Un matin aux Capucins

05 /04 /2017- –

Au petit matin, la Canebière fourmille déjà de monde. Les marseillais s’en vont au travail où à l’école, et les ouvriers reprennent leur chantier. Une fois sur la Canebière, prenons la direction de la rue longue des Capucins. Ici, la matinée est déjà bien entamée pour certains. Chez le poissonnier, la multitude de poissons et de fruits de mer sont arrivés très tôt ce matin et sont prêts à la vente. De même pour les différents maraîchers, les fruits et légumes colorés annoncent que le printemps et bel et bien installé à Marseille, même si ce matin un vent frais se faire encore ressentir.

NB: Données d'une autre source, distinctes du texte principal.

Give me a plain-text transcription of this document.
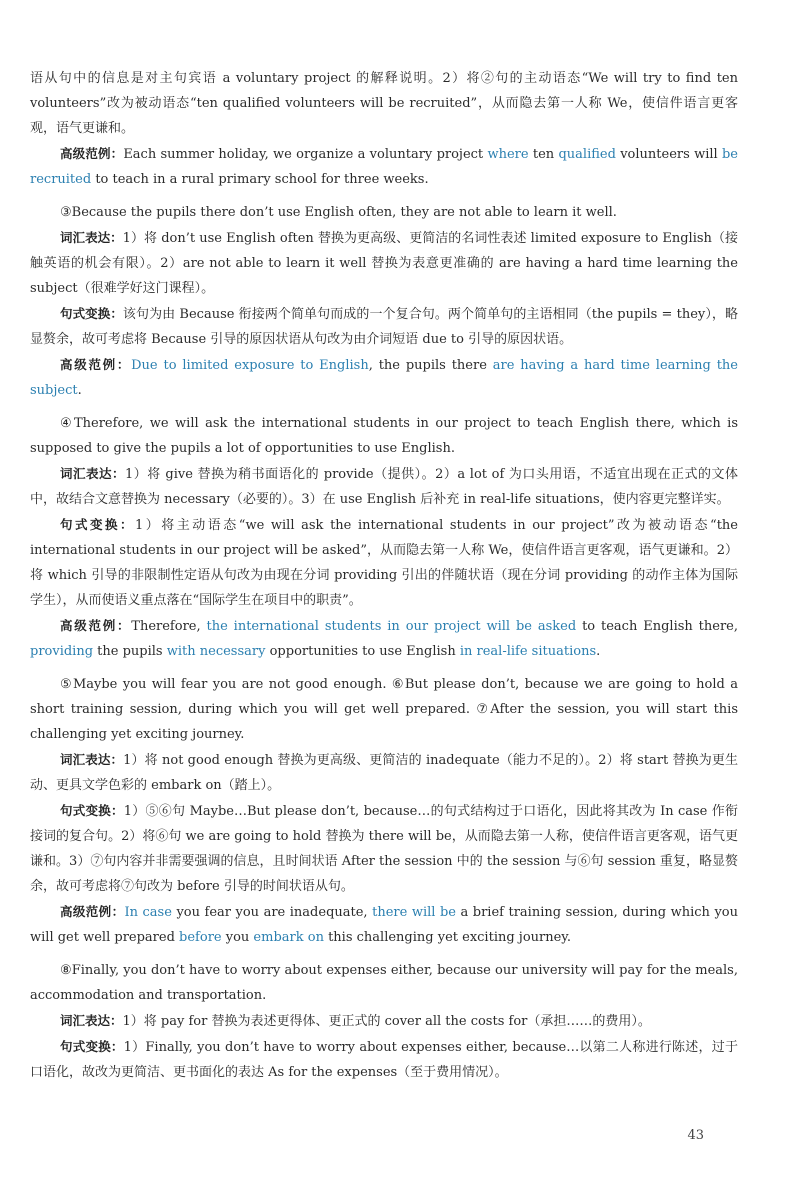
语从句中的信息是对主句宾语 a voluntary project 的解释说明。2）将②句的主动语态“We will try to find ten volunteers”改为被动语态“ten qualified volunteers will be recruited”，从而隐去第一人称 We，使信件语言更客观，语气更谦和。

高级范例：Each summer holiday, we organize a voluntary project where ten qualified volunteers will be recruited to teach in a rural primary school for three weeks.

③Because the pupils there don’t use English often, they are not able to learn it well.

词汇表达：1）将 don’t use English often 替换为更高级、更简洁的名词性表述 limited exposure to English（接触英语的机会有限）。2）are not able to learn it well 替换为表意更准确的 are having a hard time learning the subject（很难学好这门课程）。

句式变换：该句为由 Because 衔接两个简单句而成的一个复合句。两个简单句的主语相同（the pupils = they），略显赘余，故可考虑将 Because 引导的原因状语从句改为由介词短语 due to 引导的原因状语。

高级范例：Due to limited exposure to English, the pupils there are having a hard time learning the subject.

④Therefore, we will ask the international students in our project to teach English there, which is supposed to give the pupils a lot of opportunities to use English.

词汇表达：1）将 give 替换为稍书面语化的 provide（提供）。2）a lot of 为口头用语，不适宜出现在正式的文体中，故结合文意替换为 necessary（必要的）。3）在 use English 后补充 in real-life situations，使内容更完整详实。

句式变换：1）将主动语态“we will ask the international students in our project”改为被动语态“the international students in our project will be asked”，从而隐去第一人称 We，使信件语言更客观，语气更谦和。2）将 which 引导的非限制性定语从句改为由现在分词 providing 引出的伴随状语（现在分词 providing 的动作主体为国际学生），从而使语义重点落在“国际学生在项目中的职责”。

高级范例：Therefore, the international students in our project will be asked to teach English there, providing the pupils with necessary opportunities to use English in real-life situations.

⑤Maybe you will fear you are not good enough. ⑥But please don’t, because we are going to hold a short training session, during which you will get well prepared. ⑦After the session, you will start this challenging yet exciting journey.

词汇表达：1）将 not good enough 替换为更高级、更简洁的 inadequate（能力不足的）。2）将 start 替换为更生动、更具文学色彩的 embark on（踏上）。

句式变换：1）⑤⑥句 Maybe…But please don’t, because…的句式结构过于口语化，因此将其改为 In case 作衔接词的复合句。2）将⑥句 we are going to hold 替换为 there will be，从而隐去第一人称，使信件语言更客观，语气更谦和。3）⑦句内容并非需要强调的信息，且时间状语 After the session 中的 the session 与⑥句 session 重复，略显赘余，故可考虑将⑦句改为 before 引导的时间状语从句。

高级范例：In case you fear you are inadequate, there will be a brief training session, during which you will get well prepared before you embark on this challenging yet exciting journey.

⑧Finally, you don’t have to worry about expenses either, because our university will pay for the meals, accommodation and transportation.

词汇表达：1）将 pay for 替换为表述更得体、更正式的 cover all the costs for（承担……的费用）。

句式变换：1）Finally, you don’t have to worry about expenses either, because…以第二人称进行陈述，过于口语化，故改为更简洁、更书面化的表达 As for the expenses（至于费用情况）。

43
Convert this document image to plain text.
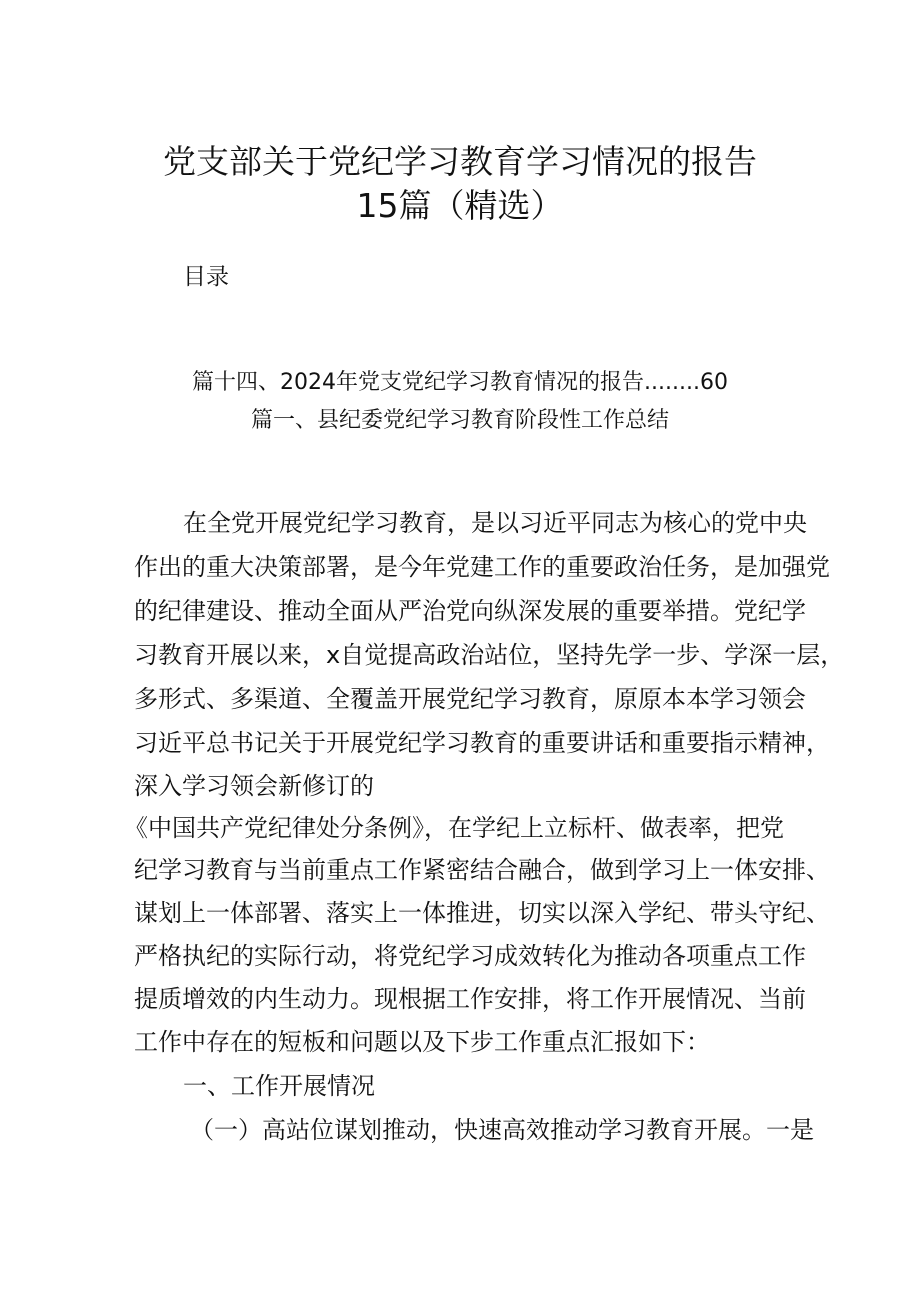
党支部关于党纪学习教育学习情况的报告
15篇（精选）
目录
篇十四、2024年党支党纪学习教育情况的报告........60
篇一、县纪委党纪学习教育阶段性工作总结
在全党开展党纪学习教育，是以习近平同志为核心的党中央
作出的重大决策部署，是今年党建工作的重要政治任务，是加强党
的纪律建设、推动全面从严治党向纵深发展的重要举措。党纪学
习教育开展以来，x自觉提高政治站位，坚持先学一步、学深一层，
多形式、多渠道、全覆盖开展党纪学习教育，原原本本学习领会
习近平总书记关于开展党纪学习教育的重要讲话和重要指示精神，
深入学习领会新修订的
《中国共产党纪律处分条例》，在学纪上立标杆、做表率，把党
纪学习教育与当前重点工作紧密结合融合，做到学习上一体安排、
谋划上一体部署、落实上一体推进，切实以深入学纪、带头守纪、
严格执纪的实际行动，将党纪学习成效转化为推动各项重点工作
提质增效的内生动力。现根据工作安排，将工作开展情况、当前
工作中存在的短板和问题以及下步工作重点汇报如下：
一、工作开展情况
（一）高站位谋划推动，快速高效推动学习教育开展。一是
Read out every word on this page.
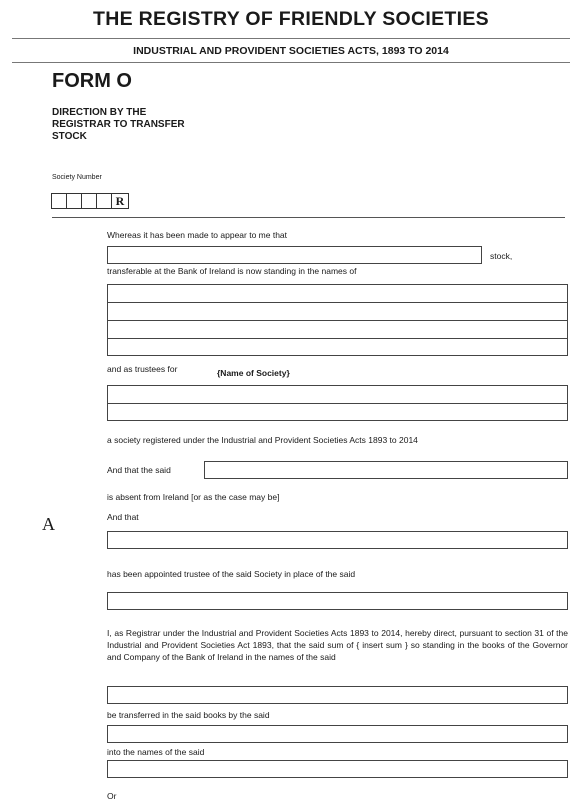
THE REGISTRY OF FRIENDLY SOCIETIES
INDUSTRIAL AND PROVIDENT SOCIETIES ACTS, 1893 TO 2014
FORM O
DIRECTION BY THE
REGISTRAR TO TRANSFER
STOCK
Society Number
R
Whereas it has been made to appear to me that
stock,
transferable at the Bank of Ireland is now standing in the names of
and as trustees for	{Name of Society}
a society registered under the Industrial and Provident Societies Acts 1893 to 2014
And that the said
is absent from Ireland [or as the case may be]
And that
A
has been appointed trustee of the said Society in place of the said
I, as Registrar under the Industrial and Provident Societies Acts 1893 to 2014, hereby direct, pursuant to section 31 of the Industrial and Provident Societies Act 1893, that the said sum of { insert sum } so standing in the books of the Governor and Company of the Bank of Ireland in the names of the said
be transferred in the said books by the said
into the names of the said
Or
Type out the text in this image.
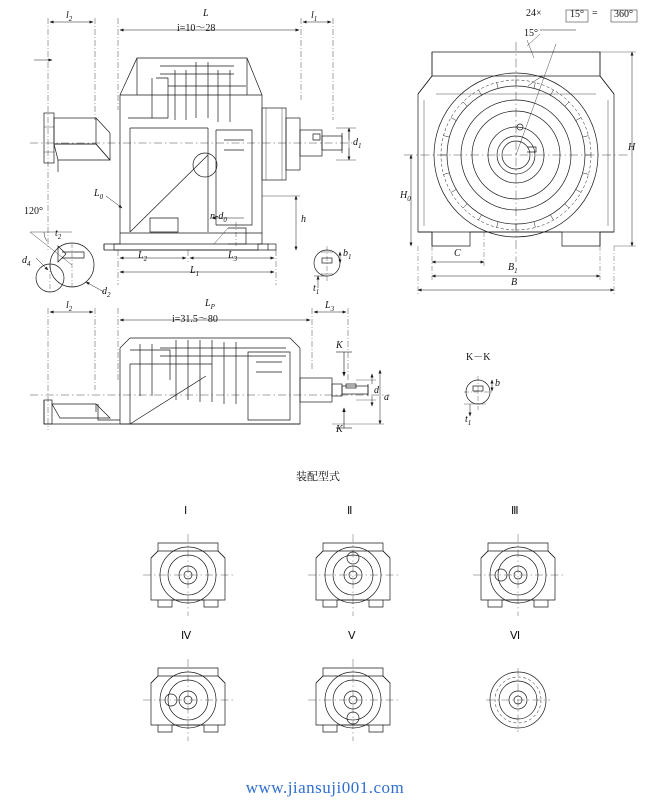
$l_2$	L
i=10～28
$l_1$
$d_1$
$L_0$
h
$n-d_0$
$L_2$	$L_3$
$L_1$
120°
$t_2$
$d_4$
$d_2$
$b_1$
$t_1$
24×	15° = 360°
15°
H
$H_0$
C
$B_1$
B
$l_2$	$L_P$
i=31.5～80
$L_3$
K
K
d
a
K－K
b
$t_1$
装配型式
Ⅰ	Ⅱ	Ⅲ
Ⅳ	Ⅴ	Ⅵ
www.jiansuji001.com
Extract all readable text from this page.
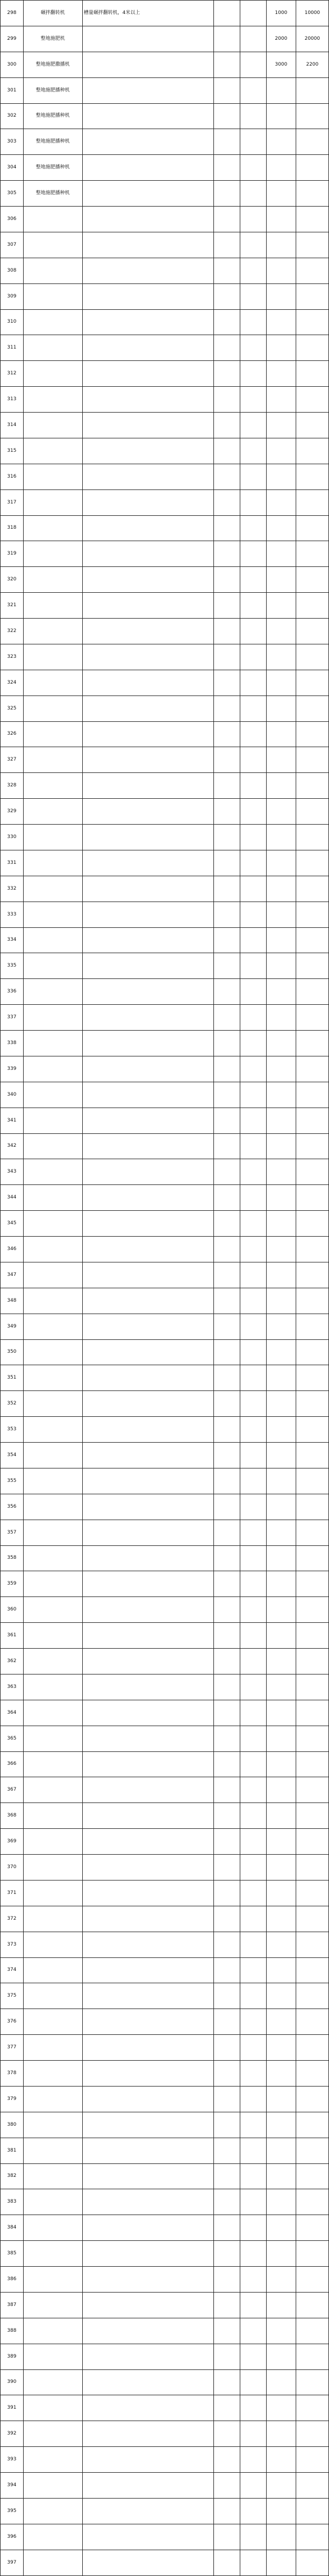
298	碾拌翻转机	槽量碾拌翻转机，4米以上			1000	10000
299	整地施肥机				2000	20000
300	整地施肥撒播机				3000	2200
301	整地施肥播种机					
302	整地施肥播种机					
303	整地施肥播种机					
304	整地施肥播种机					
305	整地施肥播种机					
306						
307						
308						
309						
310						
311						
312						
313						
314						
315						
316						
317						
318						
319						
320						
321						
322						
323						
324						
325						
326						
327						
328						
329						
330						
331						
332						
333						
334						
335						
336						
337						
338						
339						
340						
341						
342						
343						
344						
345						
346						
347						
348						
349						
350						
351						
352						
353						
354						
355						
356						
357						
358						
359						
360						
361						
362						
363						
364						
365						
366						
367						
368						
369						
370						
371						
372						
373						
374						
375						
376						
377						
378						
379						
380						
381						
382						
383						
384						
385						
386						
387						
388						
389						
390						
391						
392						
393						
394						
395						
396						
397						
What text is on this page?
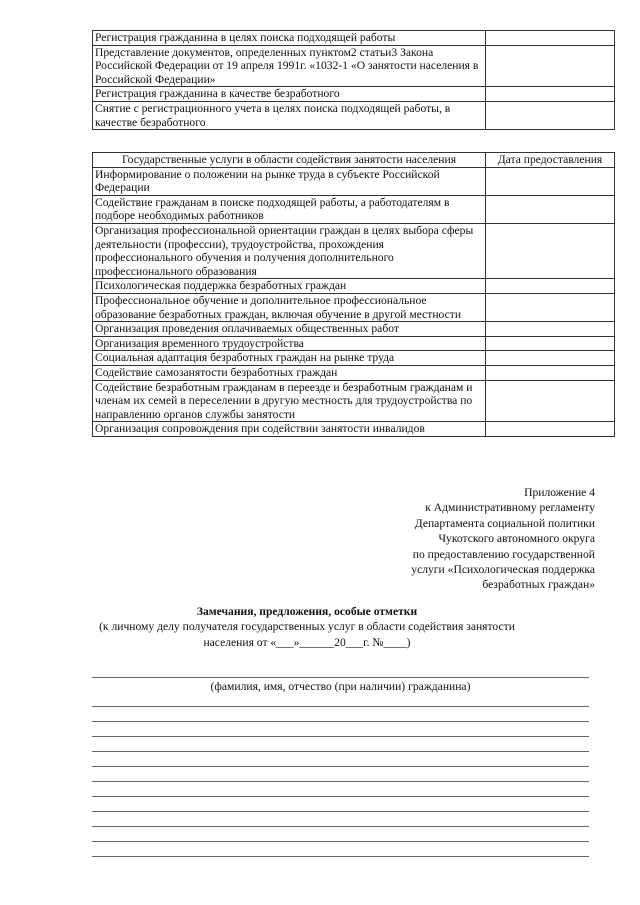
Регистрация гражданина в целях поиска подходящей работы	
Представление документов, определенных пунктом2 статьи3 Закона Российской Федерации от 19 апреля 1991г. «1032-1 «О занятости населения в Российской Федерации»	
Регистрация гражданина в качестве безработного	
Снятие с регистрационного учета в целях поиска подходящей работы, в качестве безработного	
Государственные услуги в области содействия занятости населения	Дата предоставления
Информирование о положении на рынке труда в субъекте Российской Федерации	
Содействие гражданам в поиске подходящей работы, а работодателям в подборе необходимых работников	
Организация профессиональной ориентации граждан в целях выбора сферы деятельности (профессии), трудоустройства, прохождения профессионального обучения и получения дополнительного профессионального образования	
Психологическая поддержка безработных граждан	
Профессиональное обучение и дополнительное профессиональное образование безработных граждан, включая обучение в другой местности	
Организация проведения оплачиваемых общественных работ	
Организация временного трудоустройства	
Социальная адаптация безработных граждан на рынке труда	
Содействие самозанятости безработных граждан	
Содействие безработным гражданам в переезде и безработным гражданам и членам их семей в переселении в другую местность для трудоустройства по направлению органов службы занятости	
Организация сопровождения при содействии занятости инвалидов	
Приложение 4
к Административному регламенту
Департамента социальной политики
Чукотского автономного округа
по предоставлению государственной
услуги «Психологическая поддержка
безработных граждан»
Замечания, предложения, особые отметки
(к личному делу получателя государственных услуг в области содействия занятости
населения от «___»______20___г. №____)
(фамилия, имя, отчество (при наличии) гражданина)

Dans les boulangeries, l’odeur du pain chaud vient embrasser nos narines. Mais les senteurs qui émanent de cette rue sont bien plus diverses. Épices, pâtisseries, viennoiseries, café… les parfums se mêlent pour nous offrir un voyage multiculturel autour de la méditerranée. Quelques mètres plus loin, un camion décharge sa marchandise. D’énormes pièces de viandes sont entassées à l’intérieur, elles sont livrées chez le boucher de la rue. Quelques premiers clients arpentent la rue, probablement des habitués qui s’en vont au marché des Capucins, point central du quartier de Noailles.

C’est ici que nous retrouvons une partie de la culture marseillaise, cette Marseille atypique, rebelle et cosmopolite qui nous invite au voyage à chaque coin de rue.